A teologia da prosperidade — que transforma Deus em caixa eletrônico — não suporta parábolas, pois quer fórmulas, resultados, garantias (cf. Lc 4,12). A teologia do domínio — que confunde Reino com poder político, religioso ou moral — também as rejeita, porque as parábolas nivelam, desestabilizam, revelam a luz que expõe todas as sombras (cf. Mt 5,45). Os que usam a religião para manter estruturas de poder — como os fariseus aliados a Herodes (cf. Mc 3,6) — rejeitam a pedagogia do Reino, pois ela escapa ao controle. A fé como mercadoria não tolera parábolas: elas não cabem em embalagens de likes nem slogans de campanha. O clericalismo também as repele, pois onde tudo se decide por decreto e autoridade vertical, não há espaço para o mistério, o enigma, a escuta partilhada (cf. At 15,12.28). E, no entanto, o Reino continua sendo semeado. Mesmo onde há dureza. Mesmo onde há superficialidade. Mesmo onde há espinhos (cf. Mt 13,7). Porque a Palavra é abundante. Como nos recordava o saudoso Papa Francisco, cujo legado pastoral e profético permanece vivo e inspirador na Igreja: “Evangelizar é tornar o Reino de Deus presente no mundo” (Evangelii Gaudium, n. 176). E tornar o Reino presente é, antes de tudo, escutar. Como insiste o Concílio Vaticano II: “A Sagrada Escritura deve ser como que a alma da teologia e o alimento da alma” (Dei Verbum, n. 24). Porque “não só de pão vive o ser humano, mas de toda Palavra que sai da boca de Deus” (Dt 8,3; cf. Mt 4,4).

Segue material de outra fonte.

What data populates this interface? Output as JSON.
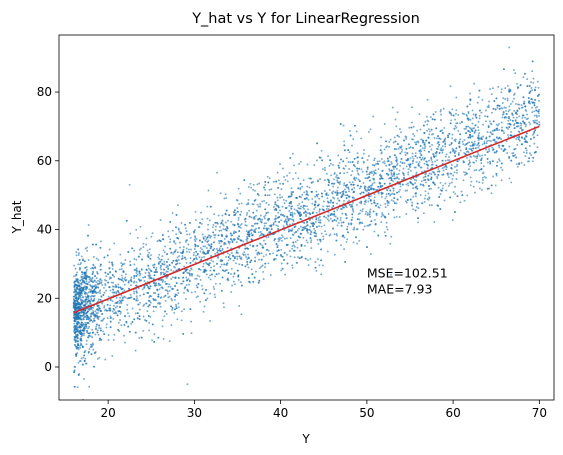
{
  "chart_data": {
    "type": "scatter",
    "title": "Y_hat vs Y for LinearRegression",
    "xlabel": "Y",
    "ylabel": "Y_hat",
    "xlim": [
      14.3,
      71.7
    ],
    "ylim": [
      -9.6,
      96.6
    ],
    "xticks": [
      20,
      30,
      40,
      50,
      60,
      70
    ],
    "yticks": [
      0,
      20,
      40,
      60,
      80
    ],
    "grid": false,
    "scatter_color": "#1f77b4",
    "scatter_alpha": 0.6,
    "point_count_estimate": 5000,
    "scatter_trend": {
      "intercept": -1.5,
      "slope": 1.07,
      "noise_sd": 7.0,
      "y_range": [
        16,
        70
      ]
    },
    "outliers": [
      {
        "x": 66.5,
        "y": 93
      },
      {
        "x": 67.2,
        "y": 85.5
      },
      {
        "x": 29.2,
        "y": -5
      },
      {
        "x": 17.2,
        "y": -3.5
      },
      {
        "x": 53,
        "y": 75.5
      },
      {
        "x": 62,
        "y": 77.5
      },
      {
        "x": 64.5,
        "y": 74
      },
      {
        "x": 22.5,
        "y": 53
      }
    ],
    "fit_line": {
      "color": "#d62728",
      "x": [
        16,
        70
      ],
      "y": [
        15.8,
        70
      ]
    },
    "annotation": {
      "lines": [
        "MSE=102.51",
        "MAE=7.93"
      ],
      "x": 50,
      "y": 26
    }
  }
}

Escutar é também construir comunidade: é partilhar o pão, o tempo, os dons e os afetos (cf. At 2,42-47). Como diz Fratelli Tutti, escutar é o segredo da proximidade real (n. 48). E como diz Laudato Si’, não haverá nova espiritualidade sem nova escuta: da Palavra, do outro e da Criação (n. 117-118). Escutar o Reino é escutar também o grito da terra, da água, dos animais, dos povos crucificados pela ganância.

Jesus conclui com uma bem-aventurança: “Felizes os vossos olhos, porque veem; e os vossos ouvidos, porque escutam” (Mt 13,16). Não se trata de privilégio, mas de abertura. A felicidade está na disposição de escutar. De acolher. De se deixar afetar. De permitir que a Palavra faça ninho, mesmo quando vem disfarçada de silêncio (cf. Sl 131,2).

Hoje, nesta liturgia da Palavra, somos chamados à escuta que gera fruto. Que cada leitura proclamada seja como semente: que caia no silêncio fértil do nosso coração. Que escutar a Palavra, como Igreja, nos desinstale, nos converta e nos envie. Porque só escuta de verdade quem se levanta para servir (cf. Is 6,8). E onde há serviço, aí germina o Reino.

Onde o Reino germina?

No escuro. No escondido. No coração que não se cansa de amar (cf. 1Jo 4,16).

Felizes os que escutam. Porque neles o Reino germina.